For his look in the film, Silambarasan worked with Toni & Guy salon and for the initial photoshoot of the film in Mumbai, the producers had stylists from the international brand fly down in August 2008 to give him a new haircut and styling for his hair. By December 2008, the film failed to start, and reports emerged that Silambarasan would restart Kettavan, a film which he had stalled before. Poor weather in Canada initially delayed the production of the film, with Gemini Films making a statement in June 2009 that the film was not dropped, after media speculation. The film's delays led to Varalaxmi opting out of the film, with her father stating that he would decide when to launch her in the film industry. Subsequently, the film was temporarily put on hold with Silambarasan opting to prioritise other ventures.
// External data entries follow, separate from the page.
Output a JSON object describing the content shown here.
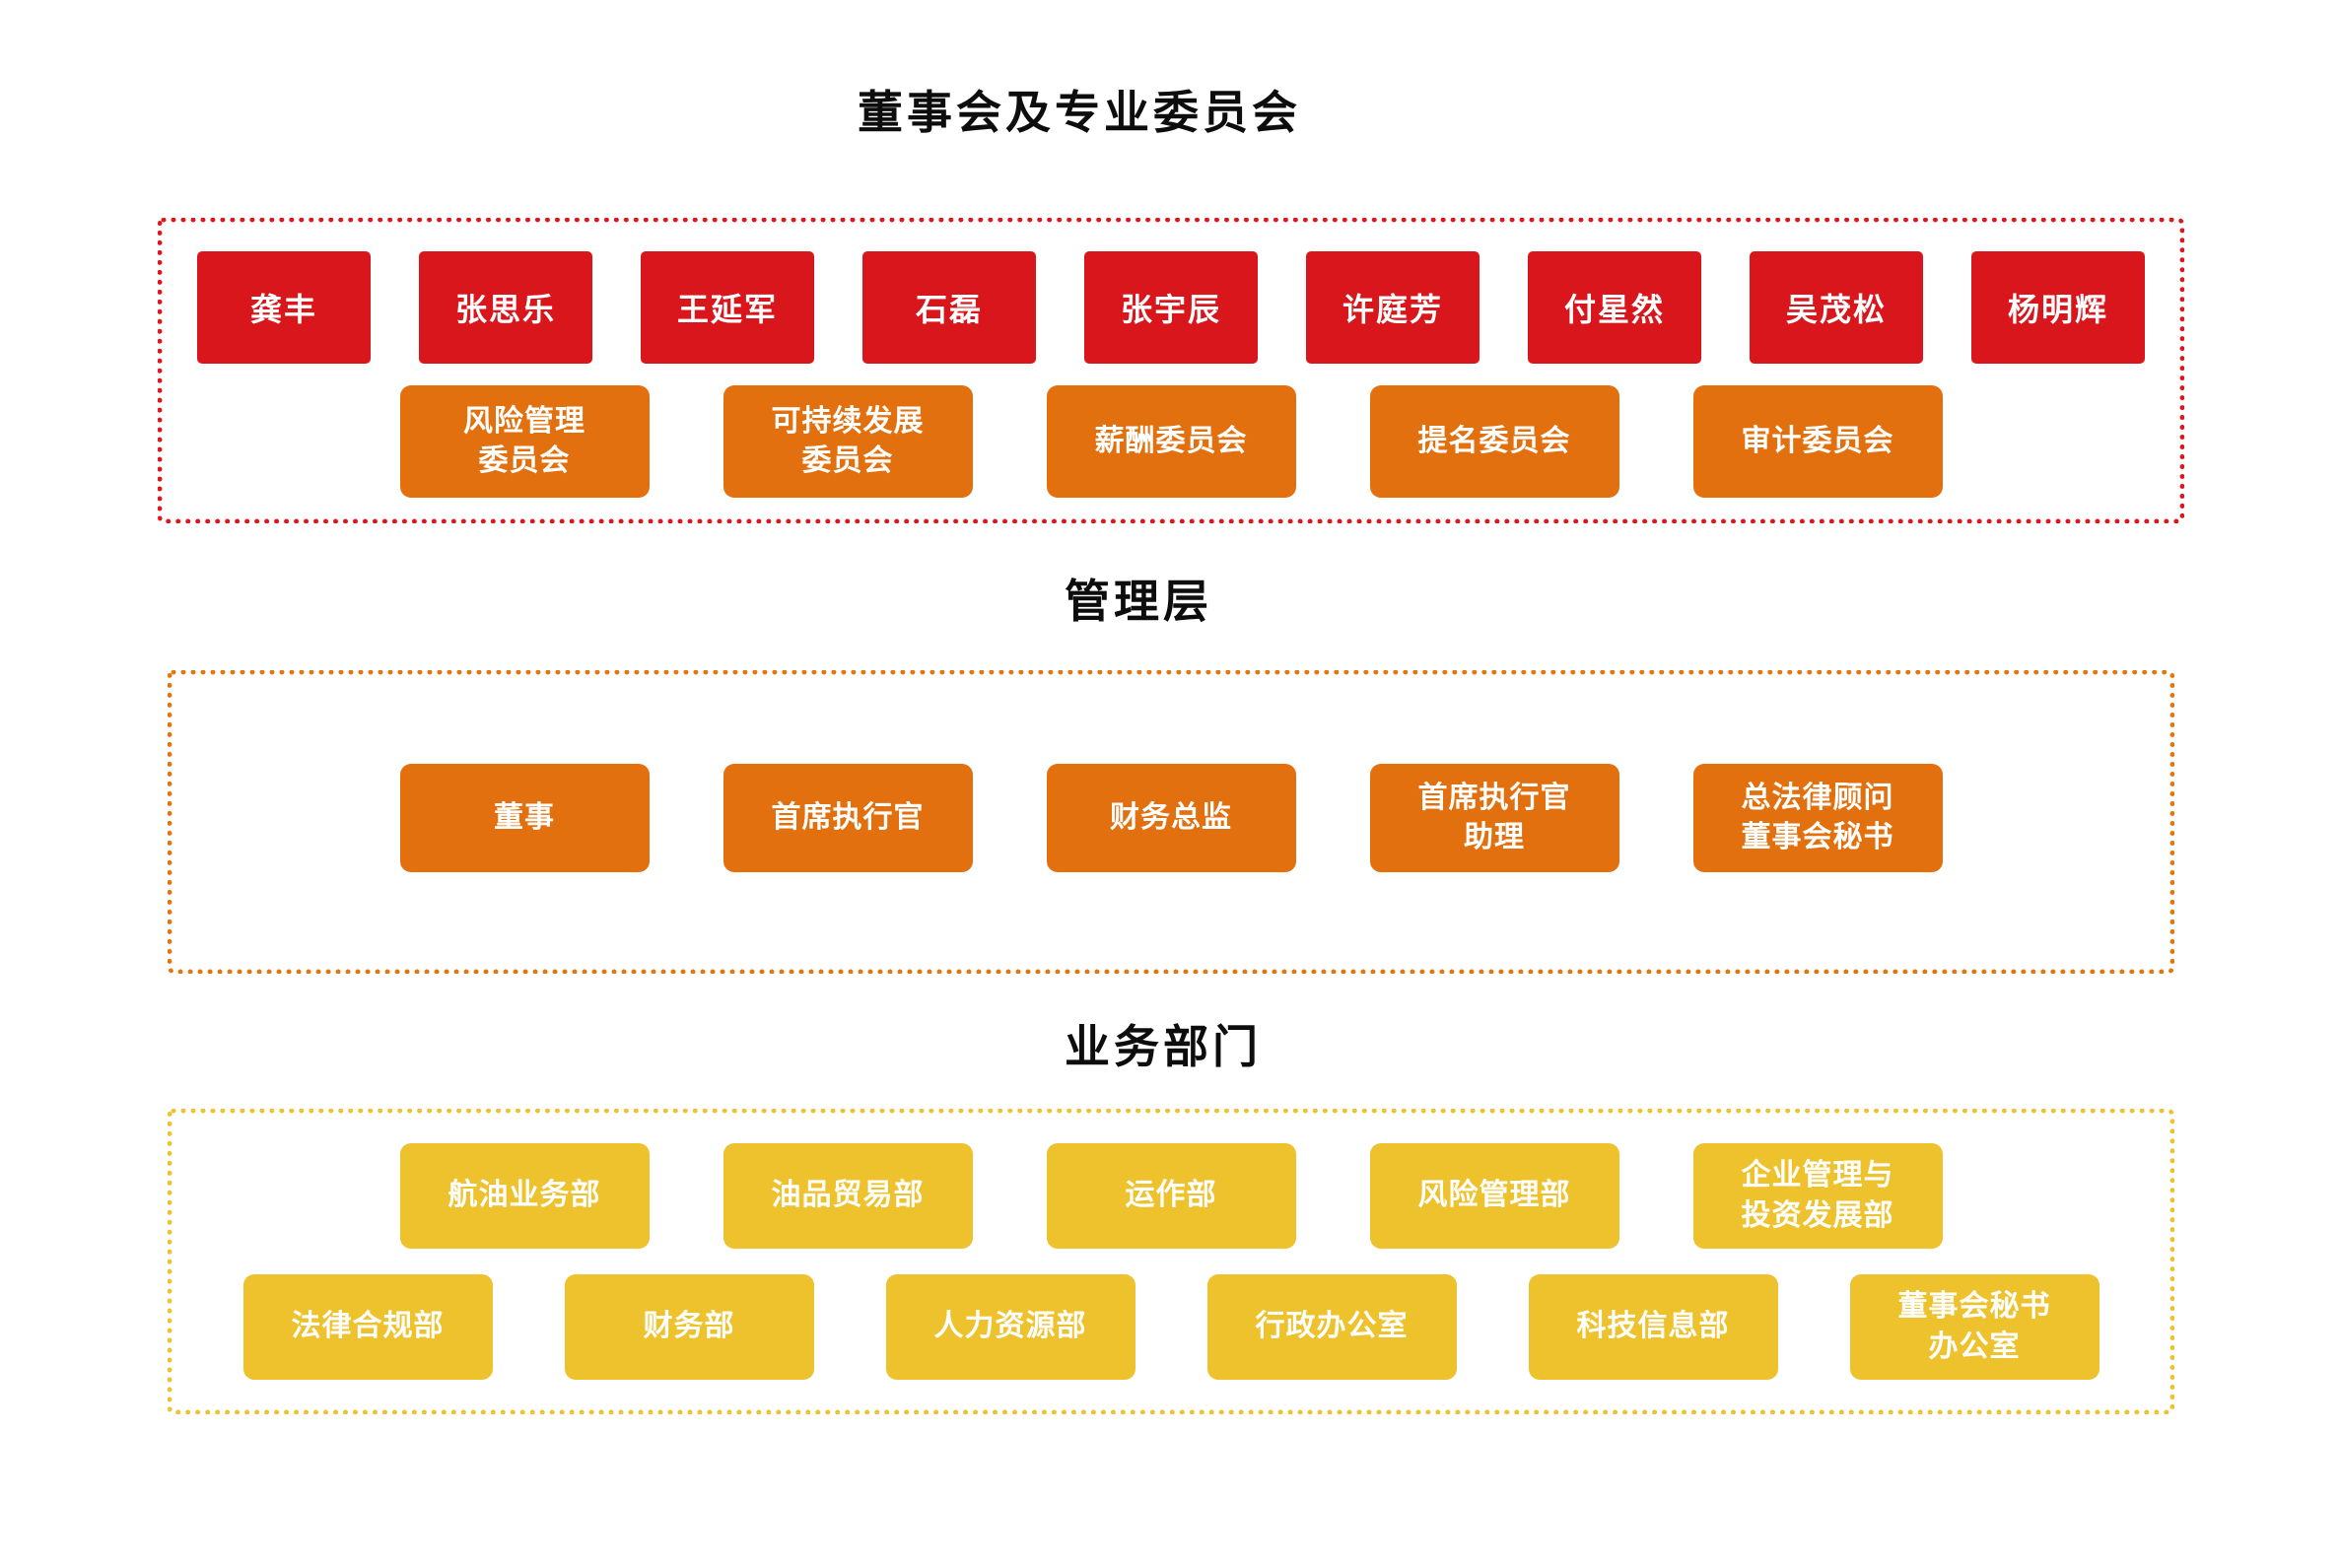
{
  "colors": {
    "member_red": "#d8161b",
    "committee_orange": "#e2700e",
    "department_yellow": "#eec22c",
    "board_frame_border": "#e0161c",
    "management_frame_border": "#e2760f",
    "departments_frame_border": "#eec22c",
    "title_text": "#0d0d0d",
    "node_text": "#ffffff",
    "background": "#ffffff"
  },
  "board": {
    "title": "董事会及专业委员会",
    "members": [
      "龚丰",
      "张思乐",
      "王延军",
      "石磊",
      "张宇辰",
      "许庭芳",
      "付星然",
      "吴茂松",
      "杨明辉"
    ],
    "committees": [
      "风险管理\n委员会",
      "可持续发展\n委员会",
      "薪酬委员会",
      "提名委员会",
      "审计委员会"
    ]
  },
  "management": {
    "title": "管理层",
    "roles": [
      "董事",
      "首席执行官",
      "财务总监",
      "首席执行官\n助理",
      "总法律顾问\n董事会秘书"
    ]
  },
  "departments": {
    "title": "业务部门",
    "row1": [
      "航油业务部",
      "油品贸易部",
      "运作部",
      "风险管理部",
      "企业管理与\n投资发展部"
    ],
    "row2": [
      "法律合规部",
      "财务部",
      "人力资源部",
      "行政办公室",
      "科技信息部",
      "董事会秘书\n办公室"
    ]
  }
}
The film resurfaced and finally began shoot in August 2010 in London and the team shot scenes in a 45-day schedule, with Silambarasan learning salsa for the film under the guidance of Jeffrey Vardon – other choreography was staged by Regan Shepherd. The team also shot further scenes in Spain in April 2011. A song was filmed in Chennai in November 2011, with Santhanam and Premji Amaren making special appearances in the music video. The film went through further delays after Silambarasan committed schedules to finish Osthe and Vettai Mannan, with the film being touted as a Valentine's Day 2012 release. In January 2012, the actor left for the United States to work on his studio album "The Love Anthem", resulting in his ongoing film projects getting postponed again. The final portion of the film was shot in a ten-day schedule in Macau, Hong Kong from 20 March 2012 onwards. Silambarasan's one-year-old nephew Samarth was revealed to play his son. A song depicting the relationship between a father and son, was shot at Hong Kong Disneyland, making Podaa Podi the first Tamil film shot there.

== Music ==

In April 2010, Dharan stated that the soundtrack album would consist of six tracks, further adding that Silambarasan had sung two songs and that composer-singer Yuvan Shankar Raja would also sing one of the songs. The album finally features eight tracks, including an instrumental, while Silambarasan has sung three songs, of which two were penned by him; a song by Yuvan Shankar Raja was not featured. The title track had been sung by Benny Dayal and actress-singer Andrea Jeremiah. Besides Silambarasan, director Vignesh Shivan had penned the lyrics for four songs, while Na. Muthukumar and Vaali had written each one song.

== Release ==
Podaa Podi was scheduled to be released on the occasion of Valentine's Day, 14 February 2012. But the film was delayed due to Silambarasan's commitments to other projects. In September 2012, the makers announced that the film will be released on the Diwali festival season, which falls on 13 November 2012, clashing with Thuppakki (2012).

=== Reception ===
The film opened to mixed reviews from critics. The Times of India gave 3 out of 5 stating "Podaa Podi is strictly a movie for youngsters. The story is lopsided at most times, titling towards the man's point-of-view. It might win loud applause in the theatres, but it is doubtful as to how many viewers will support it otherwise." Malathi Ranganathan of The Hindu stated "More than half a dozen times in the film, the hero says, 'Very good Ma!' But you can't say the same about PP." Sify gave 3 out of 5 stars and stated "Podaa Podi is a lovely romantic ride with some peppy music." Pavithra Srinivasan of Rediff gave 2.5 out of 5 reviewed "Despite Varu's great performance, Poda Podi ends in a disappointing fashion."

=== Accolades ===
At the 2nd South Indian International Movie Awards, Varalakshmi was nominated for Best Debutant Female, and Ganesh for Best Comedian.